Will animals shy away

In Disney films there are brave mice, neurotic ducks, shy crabs or scared clownfish. But Mickey, Donald and Nemo tend to turn up their noses in many scientists who deal with animals. Nice movies, but what does this have to do with real wildlife?

More than had previously been suspected. Because heroes and slackers, stoics and neurotics seem to exist in the realm of wild animals as well as in the world of homo sapiens. Behavioral biologists just never wanted to know.

Individual personality, character and temperament were not an issue for her for decades. "Scientists have always been afraid of humanizing animals," says Sam Goslin, a psychologist at the University of Texas at Austin, who heads the only animal personality laboratory to date. Despite decades of shyness: looking at animals through Disney glasses, so to speak, is becoming more and more popular.

Animals are brave, shy, or curious

Goslin's colleagues increasingly dare to attribute individual character traits to animals. What every dog ​​owner has long suspected, researchers are now finding everywhere in the animal world.

Monkeys, hyenas, rainbow trout, sticklebacks, goldfish, great and blue tits, octopuses and even spiders, ants and water striders are described as "brave", "shy", "curious" or "assertive".

Most recently, in November, French researchers reported in the Proceedings of the Royal Society B. (Online edition, Vol. 274, p. 383, 2007) of forest lizards, among which there are socially compatible and less compatible characters. While the sociable animals like to settle in places that have already been populated by conspecifics, the loners prefer to avoid such places.

Two weeks later, British researchers also reported in the Proceedings (Online edition, Vol. 274, p. 333, 2007) the fighting and exploration behavior of courageous and shy rainbow trout.

It is not unusual that individual animals of a species differ in their behavior in certain situations. Behavioral biologists observe this every day in the laboratory or in the field.

Behavioral researchers have only learned in the last ten years to accept that animals show individual peculiarities that persist across different situations, that for example the most belligerent trout prove to be the bravest when exploring unknown sources of food. And also that these behavioral syndromes or behavioral phenotypes can be described with thoroughly familiar terms.

Laughed at by biologists

"Today I am no longer afraid to humanize, but ten or 15 years ago I would have been booed at a behavioral biology congress if I had spoken of different behavioral phenotypes," says Kurt Kotrschal, head of the Konrad Lorenz Research Center in Grünau in Austria .

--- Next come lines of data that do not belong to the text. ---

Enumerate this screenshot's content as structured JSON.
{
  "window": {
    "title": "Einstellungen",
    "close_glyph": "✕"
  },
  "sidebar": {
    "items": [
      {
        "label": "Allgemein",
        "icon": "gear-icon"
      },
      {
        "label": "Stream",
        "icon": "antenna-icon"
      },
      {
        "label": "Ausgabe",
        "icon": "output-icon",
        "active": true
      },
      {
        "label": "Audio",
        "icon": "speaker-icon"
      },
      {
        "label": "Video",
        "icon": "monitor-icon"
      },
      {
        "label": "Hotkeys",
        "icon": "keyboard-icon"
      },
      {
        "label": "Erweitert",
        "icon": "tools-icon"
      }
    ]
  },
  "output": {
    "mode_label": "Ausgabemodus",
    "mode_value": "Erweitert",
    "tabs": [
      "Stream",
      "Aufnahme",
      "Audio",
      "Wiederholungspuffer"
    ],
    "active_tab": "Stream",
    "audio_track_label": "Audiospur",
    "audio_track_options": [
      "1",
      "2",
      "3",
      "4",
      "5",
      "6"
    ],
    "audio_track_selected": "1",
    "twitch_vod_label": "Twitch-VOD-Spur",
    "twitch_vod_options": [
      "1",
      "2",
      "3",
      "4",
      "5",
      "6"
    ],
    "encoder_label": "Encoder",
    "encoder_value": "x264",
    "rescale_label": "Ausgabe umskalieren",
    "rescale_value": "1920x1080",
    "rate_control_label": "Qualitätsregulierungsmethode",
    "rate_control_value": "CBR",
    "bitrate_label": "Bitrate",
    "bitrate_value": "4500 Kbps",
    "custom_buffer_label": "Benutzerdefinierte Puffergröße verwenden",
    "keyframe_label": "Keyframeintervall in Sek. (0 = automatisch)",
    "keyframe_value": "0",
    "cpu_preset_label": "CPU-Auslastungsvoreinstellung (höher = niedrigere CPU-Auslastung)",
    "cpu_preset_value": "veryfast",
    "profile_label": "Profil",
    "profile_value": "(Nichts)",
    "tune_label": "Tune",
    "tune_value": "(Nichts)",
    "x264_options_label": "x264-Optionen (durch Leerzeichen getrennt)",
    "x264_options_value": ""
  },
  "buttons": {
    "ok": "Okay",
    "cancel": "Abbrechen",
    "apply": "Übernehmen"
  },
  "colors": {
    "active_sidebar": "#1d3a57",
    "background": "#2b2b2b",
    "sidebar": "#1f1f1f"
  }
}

The fear of not being taken seriously, of being considered unscientific, caused behavioral biologists to ignore an apparently fundamental phenomenon: "When people like Lorenz and Tinbergen began researching animals in their way in the 1930s, they were extremely careful to pursue natural science and not some psychological gimmick, "says Kotrschal. Until then, the subject - which was still called animal psychology at the time - was mainly animated vitalists who lacked the dissecting gaze and the methodical approach of the natural sciences.